Will it be updated with another name like "Inter v4"?
@RosaWagner once we onboarded a font with a Slant axis, we can't replace that font with a Roman/Italic family
Good to know. Then letâs hold off on doing anything with the current version 3, not adding the slnt axis, so that we can add version 4 in the same way as Inter Tight (with separate Roman/Italic fonts.)
We could eventually do that like we did with Source Sans Pro. @chrissimpkins @davelab6 what do you think?
@rsms said,
so that we can add version 4 in the same way as Inter Tight (with separate Roman/Italic fonts.)
We also don't do versioning.
@RosaWagner said,
We could eventually do that like we did with Source Sans Pro. @chrissimpkins @davelab6 what do you think?
Oh, I see on https://fonts.google.com/?query=source that we still need to de-list Source Sans Pro
and Source Serif Pro
. This is why we don't do versioning ;)
@rsms would you be fine if we fork Inter to a GF maintained version that recreates a slnt axis?
@davelab6: would you be fine if we fork Inter to a GF maintained version that recreates a slnt axis?
Yes, no problem
@rsms thank you!!
Are you maintaining the Inter roman and italic as outline compatible designs?
Are you maintaining the Inter roman and italic as outline compatible designs?
No, not anymore. (For example, the italic /a is single-storey while the Roman one is double-storey.)
The new Inter VFs does have an ital axis in the STAT table, but itâs not interpolateable so the actual fonts are split in two.
@davelab6 - I support the idea of uploading Inter 4 to Google Fonts with another name, then delisting current Inter. See, for example, #2616 & #3104
@davelab6 - thanks for all of your input on this. Do you think there will be much chance of an inter4 version being published soon? Or a GF maintained fork of this one with slint axis? Just something to get us all going with this font?
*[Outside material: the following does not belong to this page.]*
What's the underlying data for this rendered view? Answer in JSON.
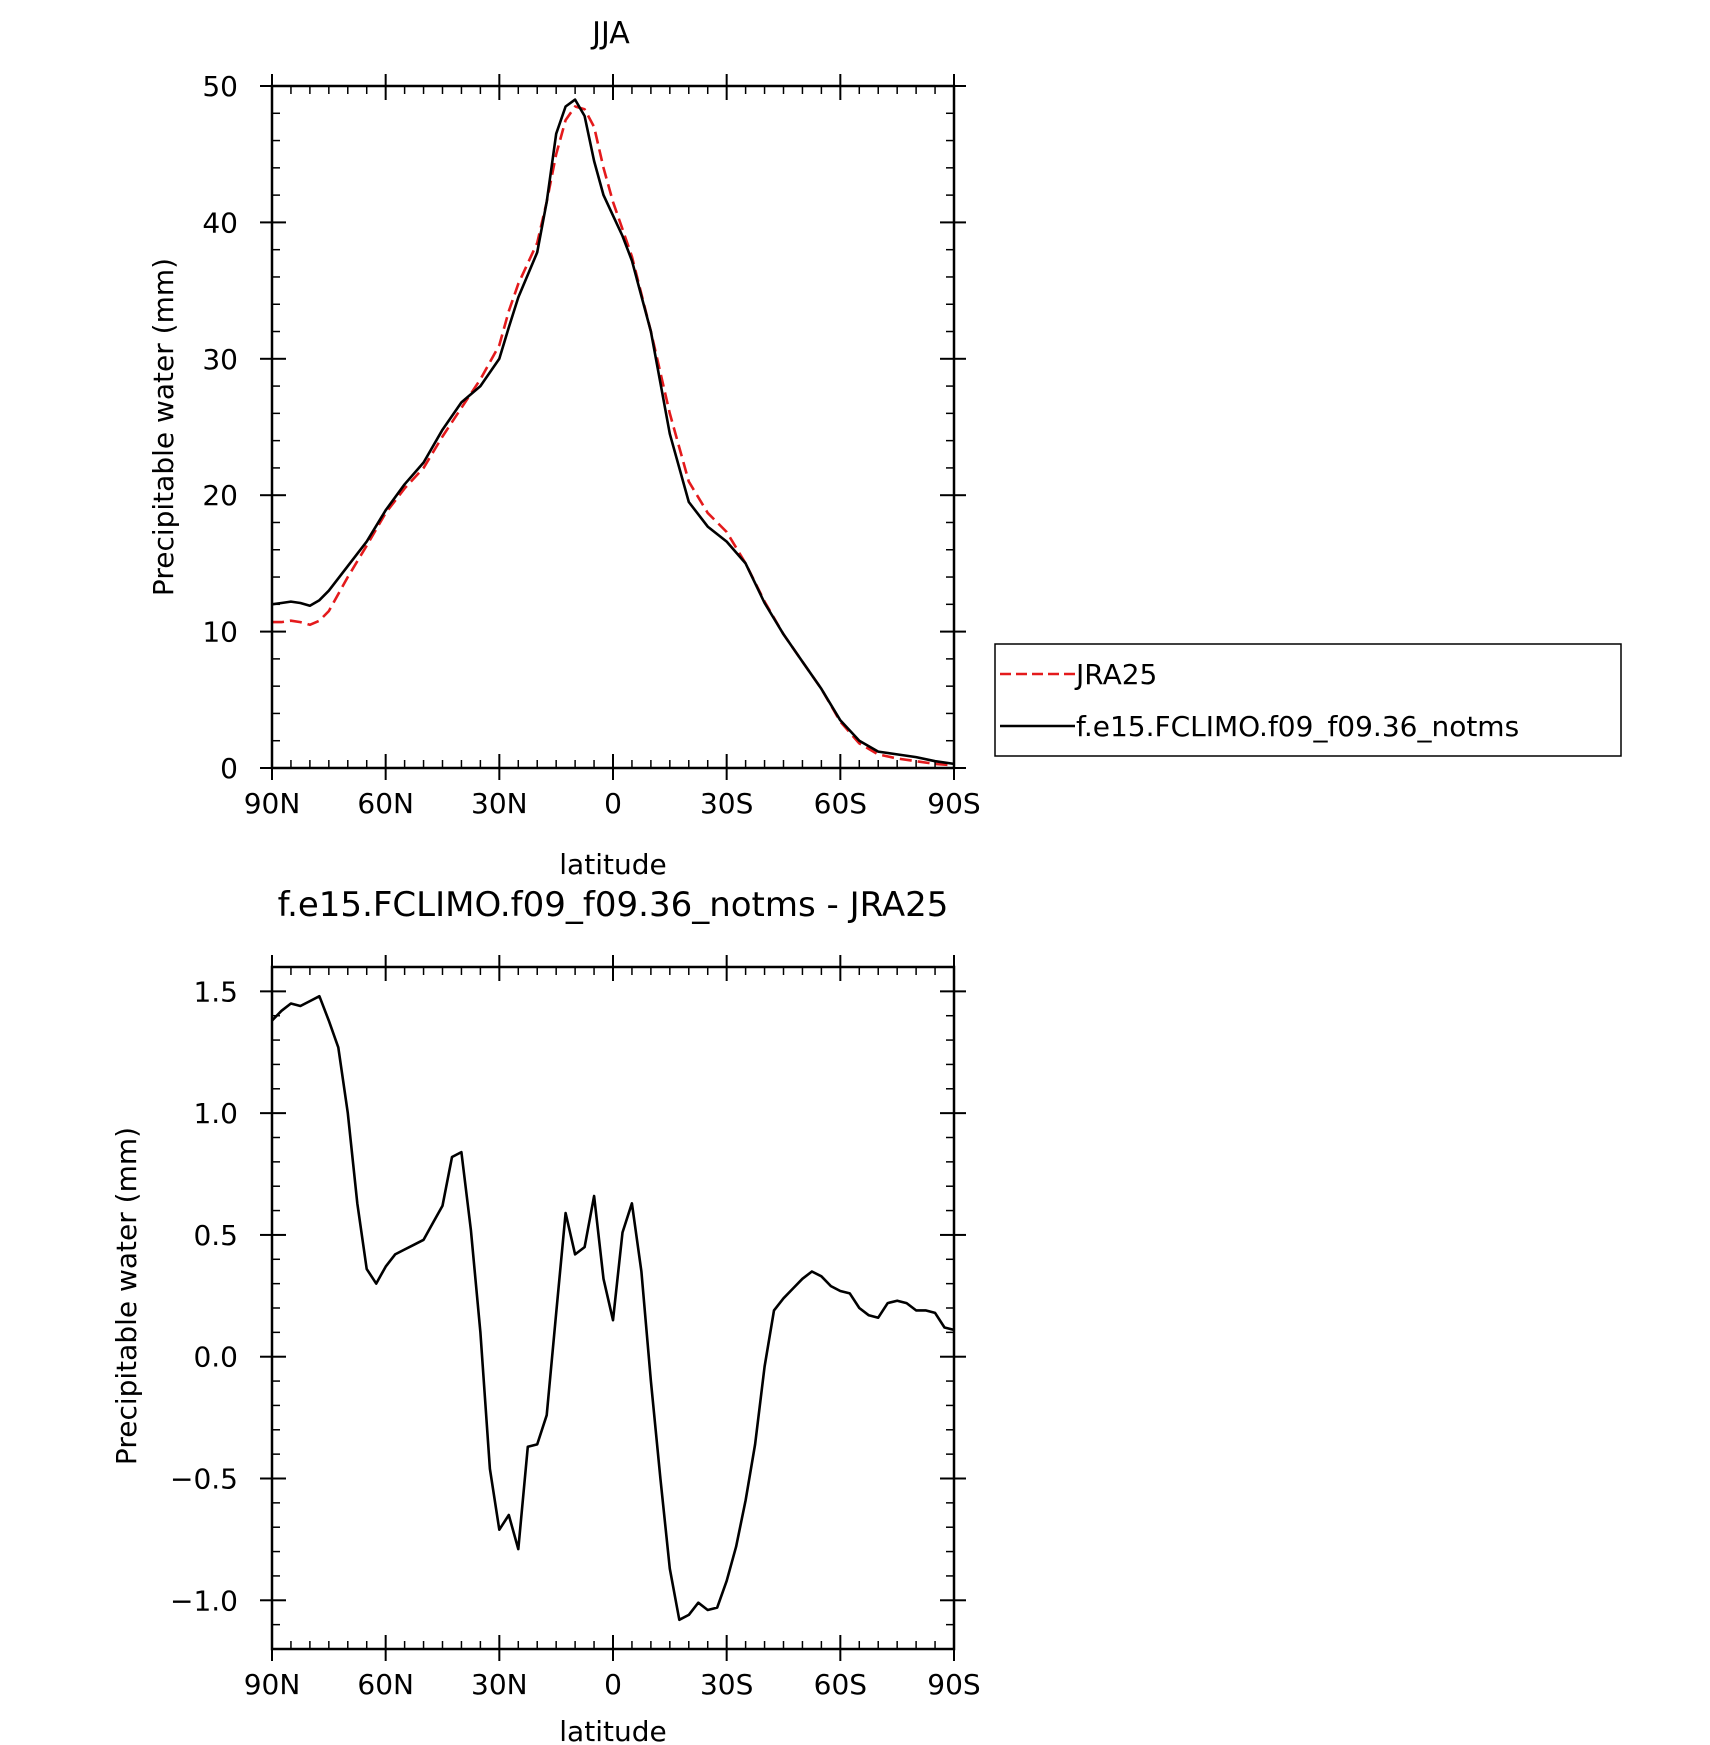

This would also unblock fontsource publishing a workable version of inter.
@davelab6 - If you still want to reinstate the slnt axis, I propose using an rvrn feature that changes a/e/f to cursive in Italic.
In case this helps someone looking for a quick solution, I was able to get the latest with italics by importing from the creator's site.
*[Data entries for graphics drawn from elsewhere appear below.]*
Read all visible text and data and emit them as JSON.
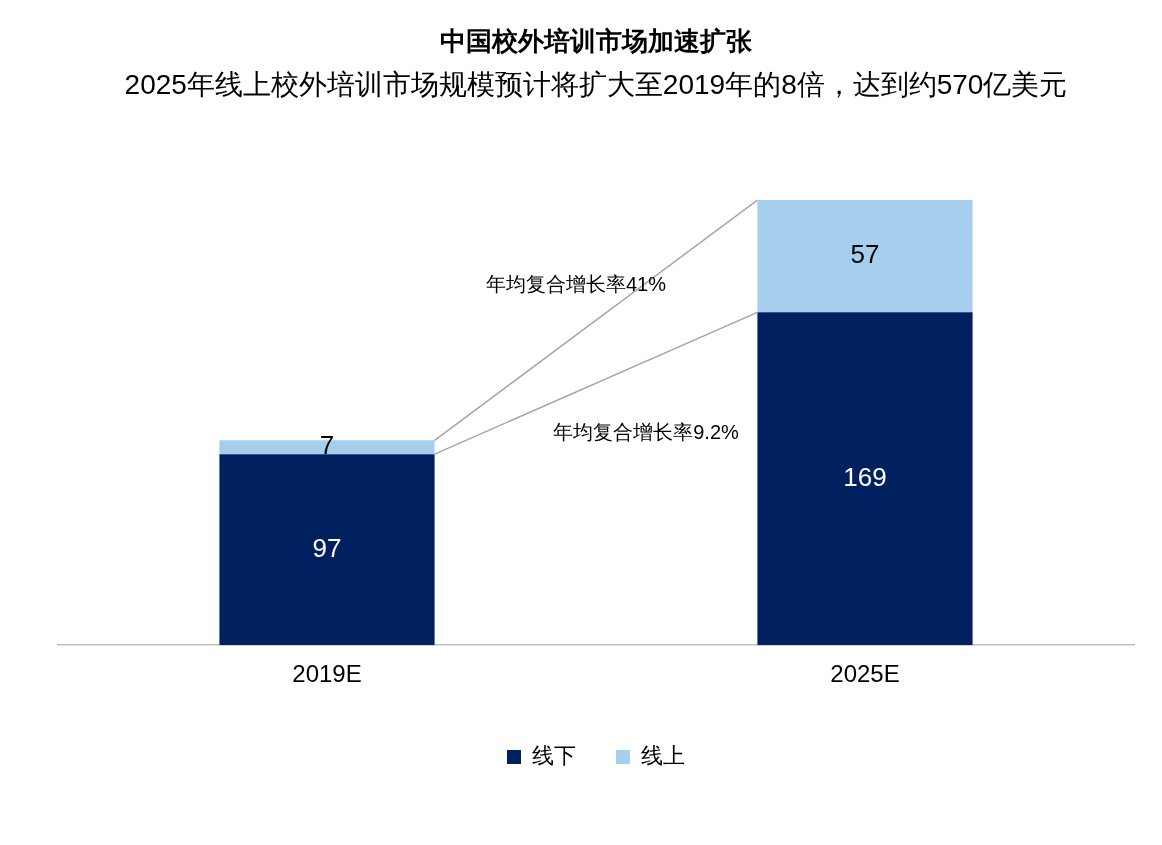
{
  "chart_data": {
    "type": "bar",
    "title": "中国校外培训市场加速扩张",
    "subtitle": "2025年线上校外培训市场规模预计将扩大至2019年的8倍，达到约570亿美元",
    "categories": [
      "2019E",
      "2025E"
    ],
    "stacked": true,
    "data_labels": true,
    "legend": "bottom",
    "grid": false,
    "series": [
      {
        "name": "线下",
        "color": "#002060",
        "values": [
          97,
          169
        ]
      },
      {
        "name": "线上",
        "color": "#a6cfee",
        "values": [
          7,
          57
        ]
      }
    ],
    "annotations": [
      "年均复合增长率41%",
      "年均复合增长率9.2%"
    ]
  }
}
@import url('https://rsms.me/inter/inter.css');
EDIT - The author's suggestion:
<!-- HTML in your document's head -->
<link rel="preconnect" href="https://rsms.me/">
<link rel="stylesheet" href="https://rsms.me/inter/inter.css">
/* CSS */
:root { font-family: 'Inter', sans-serif; }
@supports (font-variation-settings: normal) {
:root { font-family: 'Inter var', sans-serif; }
}
@millerrafi You could borrow just the italic CSS, which configures the variable font's slnt
axis. This comment above clarifies how you can configure this yourself.
I wouldn't recommend hotlinking to other sites' resources for a couple reasons:
@import
rules issue network requests, slowing down CSS parsing and your page load.@AleksandrHovhannisyan All valid points. I updated my post with a <link>
example.
That CSS file is the author's offered solution and worth the tradeoff for my case, so I thought I would share. The assets are served by Cloudflare and each WOFF2 is about 100KB.
@davelab6 - If you still want to reinstate the slnt axis, I propose using an rvrn feature that changes a/e/f to cursive in Italic.
Yep, exactly - recursive.design demos how to do that nicely :)
I'll be discussing this family (and other families that are in a versioning conundrum) internally and update here when I have more information about how to move forwards.
(For folks logged into ex-twitter, there's a bit more discussion from me and @eliheuer above https://twitter.com/davelab6/status/1730698467859656907)
Version 3.12 includes the italic variable font. @m4rc1e Anyway to get this included?